By Phillip Snyder, Executive Director
Published in the Englewood Sun on June 1, 2014
If you are a full-time resident of southwest Florida, all you have to put up with during the summer months are heat, humidity, a constant threat of rain and summer storms, and the fact that most of our business and resources have traveled north. Beyond those small deterrents, this is a wonderful area of the country to live in.
It is sad but true that both businesses and nonprofit organizations suffer from more than just the heat during the late spring, summer, and early fall months. It may be our wet season, but many of us experience a long dry spell when it comes to customers and financial support.
In the case of the Suncoast Humane Society, many of our resources are not available when needed most. As a nonprofit organization operating an animal-care center, the births of many puppies and kittens occur in the spring and summer, adding to the pet overpopulation problem, along with the normal influx of animals.
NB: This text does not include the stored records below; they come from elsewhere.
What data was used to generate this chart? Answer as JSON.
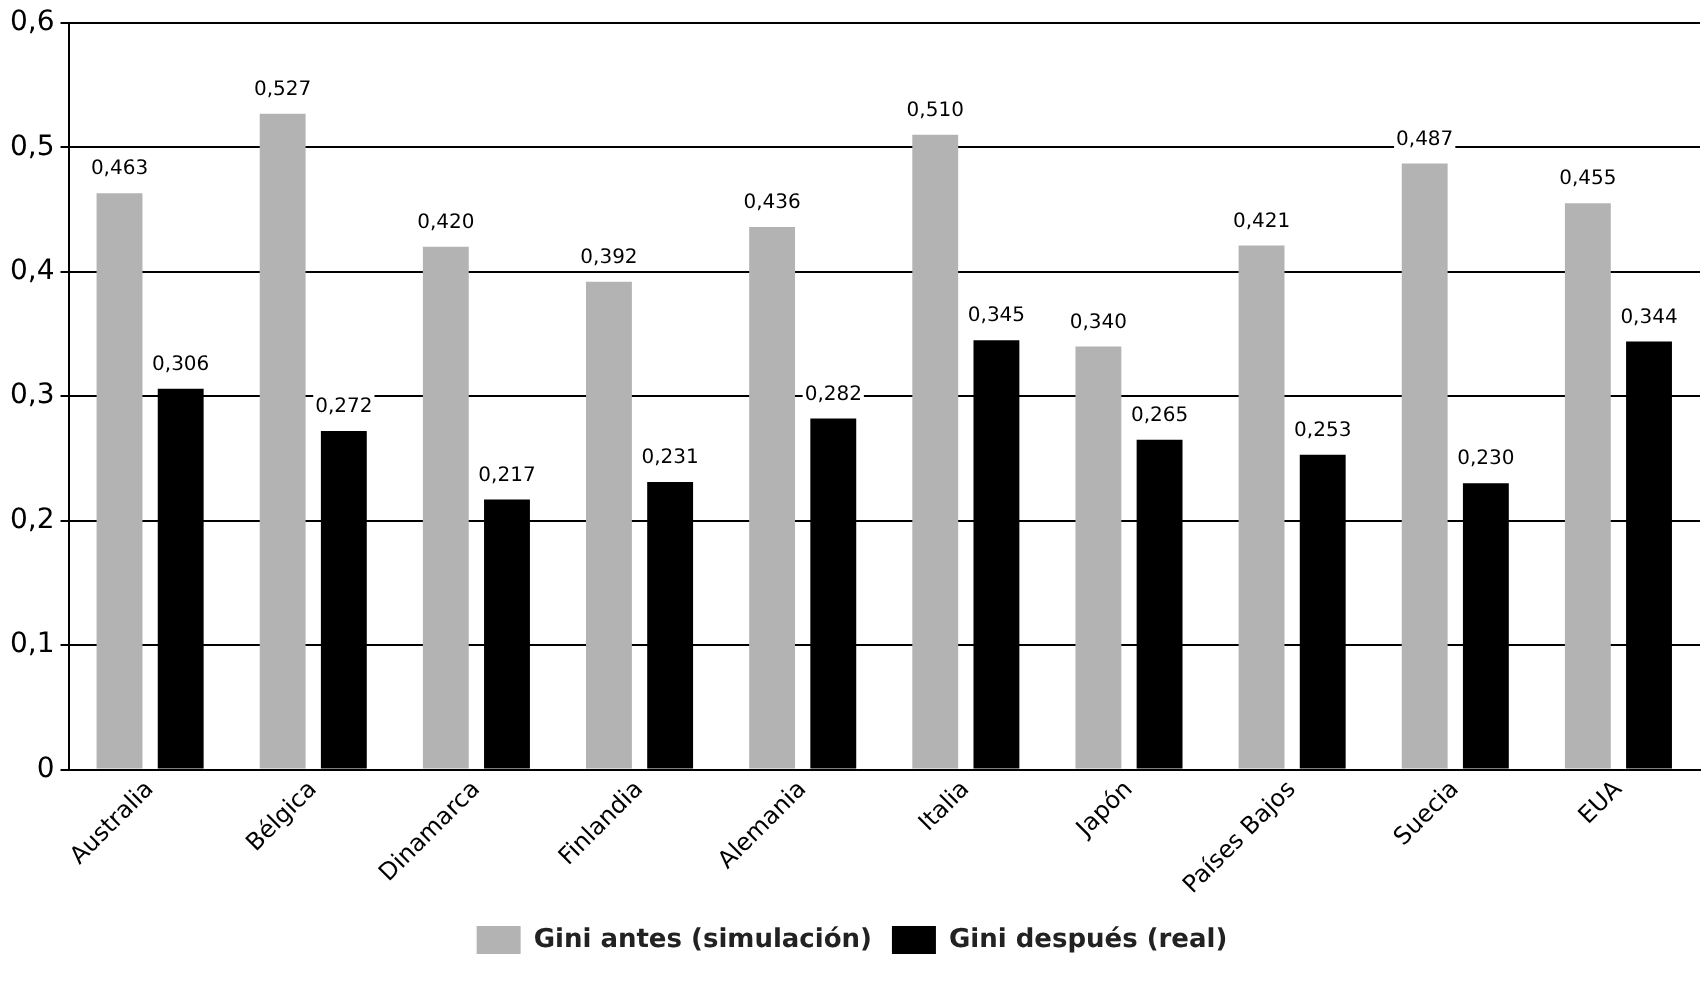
{
  "chart_data": {
    "type": "bar",
    "categories": [
      "Australia",
      "Bélgica",
      "Dinamarca",
      "Finlandia",
      "Alemania",
      "Italia",
      "Japón",
      "Países Bajos",
      "Suecia",
      "EUA"
    ],
    "series": [
      {
        "name": "Gini antes (simulación)",
        "color": "#b3b3b3",
        "values": [
          0.463,
          0.527,
          0.42,
          0.392,
          0.436,
          0.51,
          0.34,
          0.421,
          0.487,
          0.455
        ],
        "value_labels": [
          "0,463",
          "0,527",
          "0,420",
          "0,392",
          "0,436",
          "0,510",
          "0,340",
          "0,421",
          "0,487",
          "0,455"
        ]
      },
      {
        "name": "Gini después (real)",
        "color": "#000000",
        "values": [
          0.306,
          0.272,
          0.217,
          0.231,
          0.282,
          0.345,
          0.265,
          0.253,
          0.23,
          0.344
        ],
        "value_labels": [
          "0,306",
          "0,272",
          "0,217",
          "0,231",
          "0,282",
          "0,345",
          "0,265",
          "0,253",
          "0,230",
          "0,344"
        ]
      }
    ],
    "ylim": [
      0,
      0.6
    ],
    "yticks": [
      {
        "value": 0,
        "label": "0"
      },
      {
        "value": 0.1,
        "label": "0,1"
      },
      {
        "value": 0.2,
        "label": "0,2"
      },
      {
        "value": 0.3,
        "label": "0,3"
      },
      {
        "value": 0.4,
        "label": "0,4"
      },
      {
        "value": 0.5,
        "label": "0,5"
      },
      {
        "value": 0.6,
        "label": "0,6"
      }
    ],
    "grid": "y",
    "legend": "bottom"
  }
}
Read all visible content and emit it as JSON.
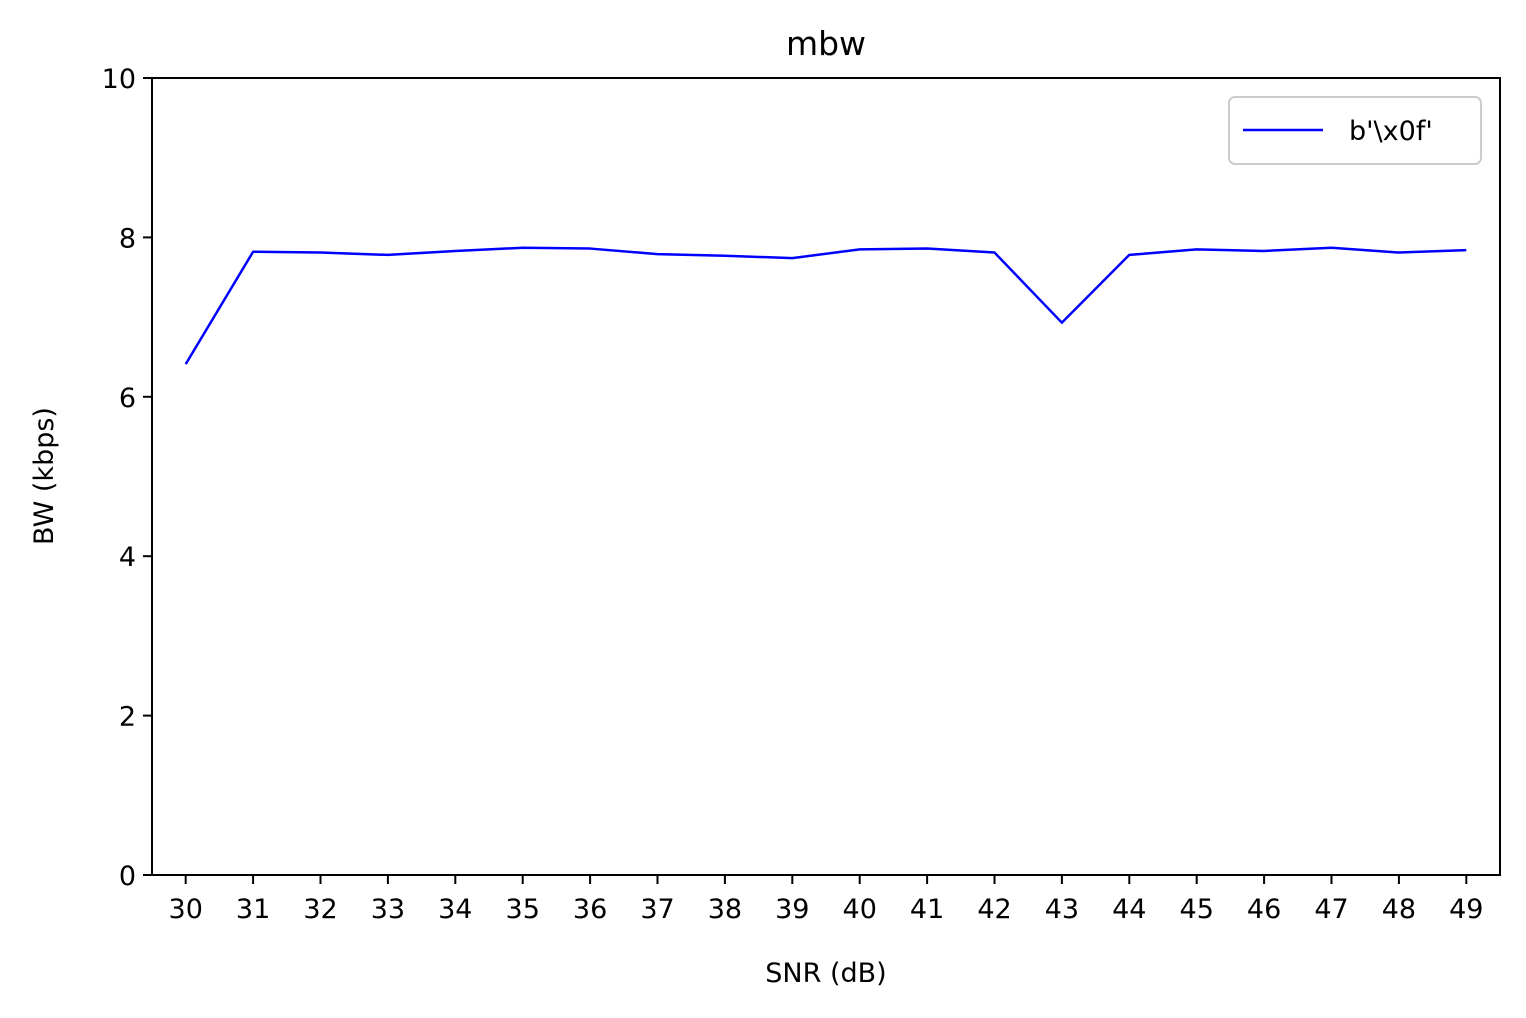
{
  "chart_data": {
    "type": "line",
    "title": "mbw",
    "xlabel": "SNR (dB)",
    "ylabel": "BW (kbps)",
    "x": [
      30,
      31,
      32,
      33,
      34,
      35,
      36,
      37,
      38,
      39,
      40,
      41,
      42,
      43,
      44,
      45,
      46,
      47,
      48,
      49
    ],
    "xticks": [
      "30",
      "31",
      "32",
      "33",
      "34",
      "35",
      "36",
      "37",
      "38",
      "39",
      "40",
      "41",
      "42",
      "43",
      "44",
      "45",
      "46",
      "47",
      "48",
      "49"
    ],
    "yticks": [
      "0",
      "2",
      "4",
      "6",
      "8",
      "10"
    ],
    "ylim": [
      0,
      10
    ],
    "xlim": [
      29.5,
      49.5
    ],
    "grid": false,
    "legend_position": "upper right",
    "series": [
      {
        "name": "b'\\x0f'",
        "color": "#0000ff",
        "values": [
          6.41,
          7.82,
          7.81,
          7.78,
          7.83,
          7.87,
          7.86,
          7.79,
          7.77,
          7.74,
          7.85,
          7.86,
          7.81,
          6.93,
          7.78,
          7.85,
          7.83,
          7.87,
          7.81,
          7.84
        ]
      }
    ]
  }
}
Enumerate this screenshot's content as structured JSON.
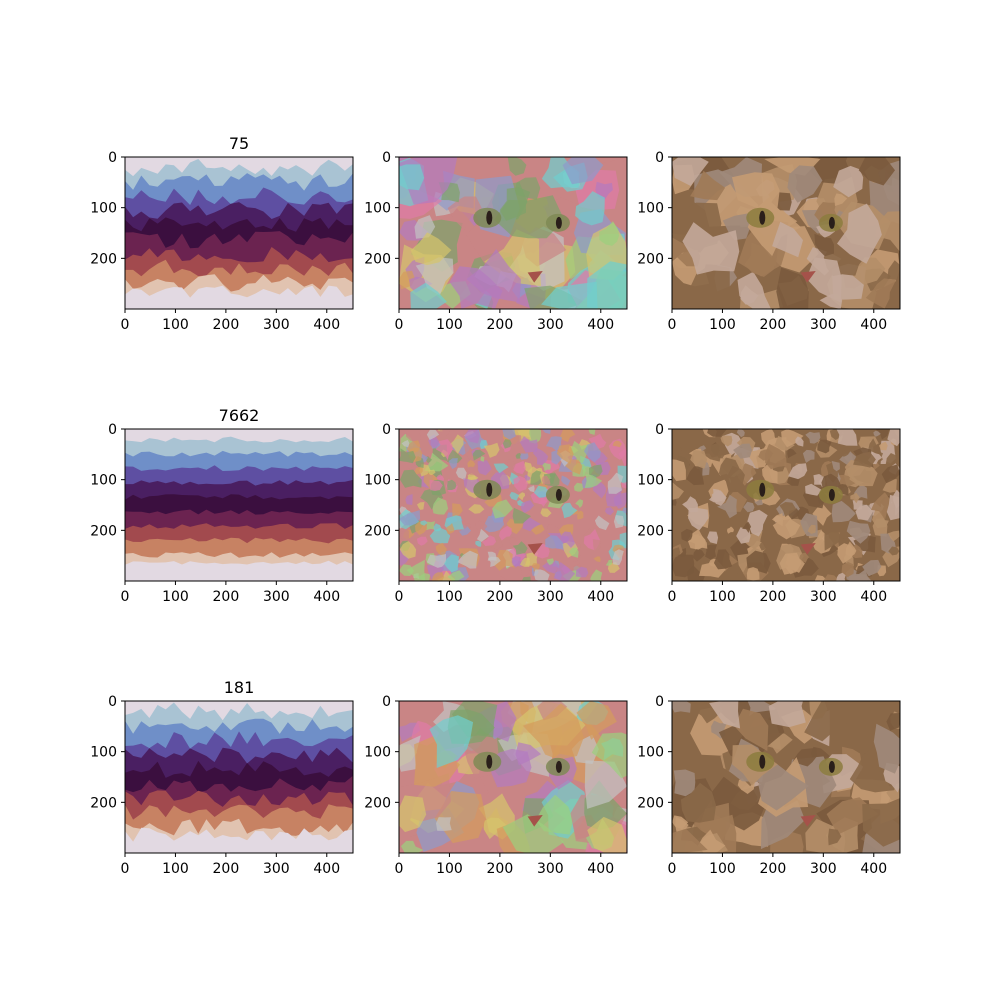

During this critical time, many of our volunters, who do a wonderful job helping us help the animals, as well as provide much-needed assistance with our services and programs, are at their northern homes.
The same is true for much of our financial support from many of our caring donors. Our major fundraising events are held "in season" for one reason - this is the time of year when there are people to attend the events and help to support our programs and services.
This means that, during the summer months when there are more animals that need our help, we have fewer resources available to assist. I am quite sure many businesses and other nonprofit groups in our communities also experience the same financial drought.
Compassion and caring are not a seasonal option. The needs of the animals and the people in our communities remain the same year-round. The Suncoast Humane Society, our businesses and other nonprofit organizations need your help each year from January through December. And, yes, especially through our long and hot Dog Days of Summer.